Jeder verstoffwechselt Arzneistoffe anders |
Sven Siebenand |
15.04.2024 15:54 Uhr |
Professor Dr. Martina Hahn, Fachapothekerin für klinische Pharmazie aus Frankfurt am Main, beleuchtete beim Niedersächsischen Apothekertag in Osnabrück Einflussfaktoren auf die Pharmakokinetik. / Foto: PZ/Daniela Hüttemann
Die Fachapothekerin für klinische Pharmazie informierte darüber, dass sich die Aktivität von CYP-Enzymen zwischen Mann und Frau deutlich unterscheiden kann. So sei die Enzymaktivität von CYP2B6 bei Frauen im Durchschnitt höher als bei Männern. Das sei ein Grund, weshalb Frauen etwa auf eine Ketamin-Therapie besser ansprechen. Denn sie können durch die stärkere Enzymaktivität den aktiven Metaboliten besser bilden.
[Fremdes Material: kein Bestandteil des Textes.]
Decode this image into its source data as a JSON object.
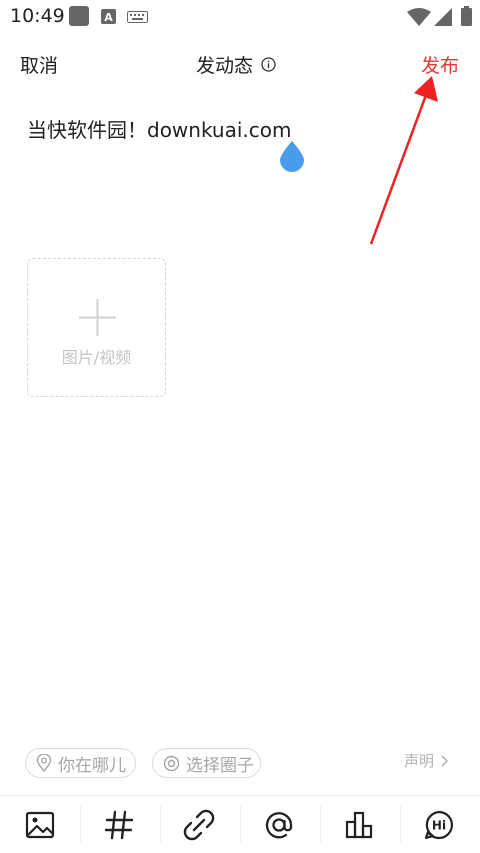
{
  "status_bar": {
    "time": "10:49",
    "icons": [
      "gallery-icon",
      "a-badge-icon",
      "keyboard-icon",
      "wifi-icon",
      "signal-icon",
      "battery-icon"
    ]
  },
  "header": {
    "cancel_label": "取消",
    "title": "发动态",
    "publish_label": "发布",
    "publish_color": "#e53935"
  },
  "editor": {
    "text": "当快软件园！downkuai.com",
    "cursor_color": "#4a9bea"
  },
  "media": {
    "label": "图片/视频"
  },
  "chips": {
    "location_label": "你在哪儿",
    "circle_label": "选择圈子"
  },
  "statement": {
    "label": "声明"
  },
  "toolbar": {
    "items": [
      "image-icon",
      "hashtag-icon",
      "link-icon",
      "mention-icon",
      "poll-icon",
      "hi-icon"
    ]
  },
  "annotation": {
    "arrow_color": "#ee2222"
  }
}
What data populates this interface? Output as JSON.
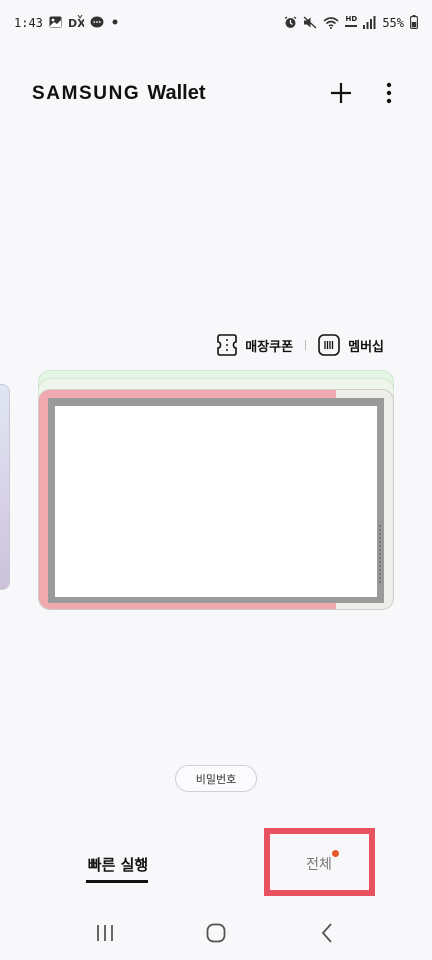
{
  "status_bar": {
    "time": "1:43",
    "battery": "55%",
    "network_badge": "HD",
    "left_icons": [
      "gallery-icon",
      "dx-app-icon",
      "chat-icon",
      "dot-icon"
    ],
    "right_icons": [
      "alarm-icon",
      "mute-icon",
      "wifi-icon",
      "hd-voice-icon",
      "signal-icon",
      "battery-icon"
    ]
  },
  "header": {
    "brand": "SAMSUNG",
    "product": "Wallet",
    "add_icon": "plus-icon",
    "more_icon": "more-vertical-icon"
  },
  "quick_links": [
    {
      "label": "매장쿠폰",
      "icon": "coupon-icon"
    },
    {
      "label": "멤버십",
      "icon": "barcode-card-icon"
    }
  ],
  "password_button": {
    "label": "비밀번호"
  },
  "tabs": [
    {
      "label": "빠른 실행",
      "selected": true
    },
    {
      "label": "전체",
      "selected": false,
      "has_badge": true
    }
  ],
  "colors": {
    "highlight": "#e8515f",
    "badge": "#e6572d",
    "card_pink": "#f1a9b0",
    "card_green": "#e4f5e4"
  },
  "nav_bar": {
    "recents_icon": "recents-icon",
    "home_icon": "home-icon",
    "back_icon": "back-icon"
  }
}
»Verallgemeinern lässt sich dieser Unterschied aber nicht«, warnte die Apothekerin. So sei beispielsweise die Aktivität von CYP1A2 meist bei Männern höher und im Fall von CYP2C19 gibt es wiederum gar keinen Unterschied zwischen den Geschlechtern. Hinzu kommt, dass sich die Aktivität von CYP-Enzymen auch in der Schwangerschaft ändern kann. Hahn: »Bei einigen CYP-Enzymen geht die Aktivität runter, bei anderen deutlich nach oben.« So sei die Aktivität von CYP2D6 in der Schwangerschaft in der Regel viel stärker.
Neben dem Geschlecht ist auch die individuelle pharmakogenetische Ausstattung ein wichtiger Einflussfaktor für die Pharmakokinetik. Je nach genetischer Ausstattung lassen sich vier Metabolisierer-Typen, zum Beispiel hinsichtlich CYP2D6 und CYP2C19, unterscheiden: langsame, intermediäre, extensive (normale) und ultraschnelle Metabolisierer.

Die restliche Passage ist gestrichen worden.